While its fiction can be a little uninspired, Halo 3 shows off some of the best level design and gameplay anywhere.

User Rating: 8.5 | Halo 3 X360
When the original Halo first debuted on Xbox in 2001, one of the most frequent compliments you heard was, "OMG THESE LEVELS ARE HUGE!" At the time, many shooters were confined to the claustrophobic spaceship corridors seen in the game's opening level. Once you landed on the surface of Halo, those wide-open fields of battle make a huge impression. Since that time, all games have grown incrementally larger and grander, and it becomes more and more difficult to be impressed by scale (e.g. Resistance 2.)

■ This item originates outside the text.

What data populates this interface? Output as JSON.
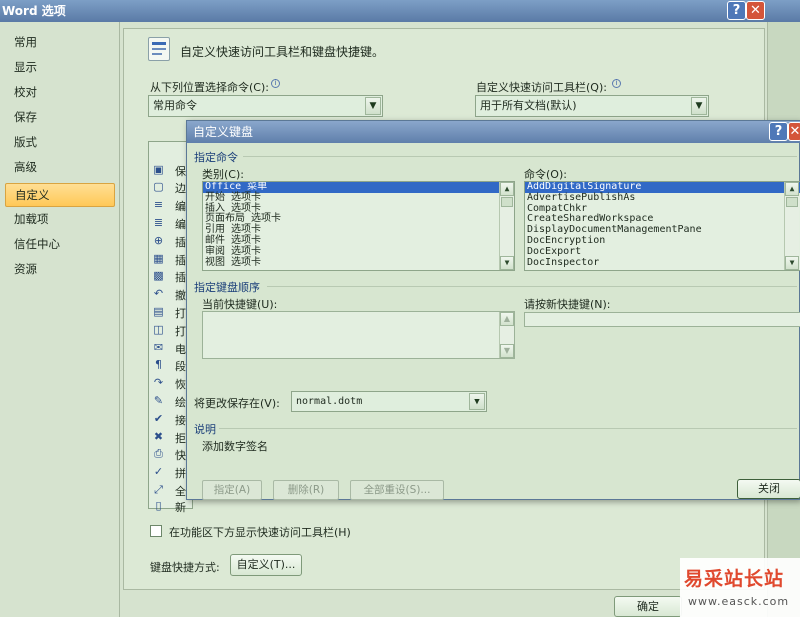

Once you start Halo 3, however, it quickly becomes obvious Bungie have outdone themselves and nearly every other FPS developer on the market. The scenes and landscapes you fight through in Halo 3's single-player campaign are amongst the most epic in the genre. Not just in terms of scale, but in terms of immersion and playability. Navigation has become so bad in games that many developers shove floating arrows on top of your avatar just so you know where the heck to go. Halo 3's levels feel like authentic environments, but Bungie has done a superb job of signposting progress so it's never a pain to simply move around. These are iconic, memorable levels -- storming through the mechanical and organic guts of the Flood's base ship, sneaking through a jungle in the game's opening mission, an epic finale in the sky. The single-player campaign is nearly like a Greatest Hits package, filled with a batch of replayable levels you'll want to dive into again and again.

As good as the gameplay mechanics, art direction and level design are, it's disappointing that Bungie hasn't invested as much time or resources (or talent?) into really developing Halo's fiction or characters to the level seen in other AAA series like Grand Theft Auto or Bioshock. At its heart, Halo is still a homage to Aliens or Predator or any of the dozens of Hollywood sci-fi action films that have endlessly been copied and re-copied over the decades. It's partly a criticism of games, in general -- story and character nearly always take a back seat to graphics and gameplay, even in single-player focused games. But with a franchise this famous and a developer this well-financed, you'd hope they could up their game. The fiction of Halo, to me, is science fiction at its worst. Shooting invaders, flying spaceships, saving the world. It's Saturday-morning-cartoon science fiction. Even lesser-known games like Dead Space are doing more interesting things with storytelling and character in a space-themed shooter. That's not to say Halo 3's campaign is terrible. It's not, and it's the best in the series so far.

I'm not a big multiplayer guy, so for better or worse, I won't touch on Bungie's genre-defining work. It's obviously among the best in the business, if you're so inclined.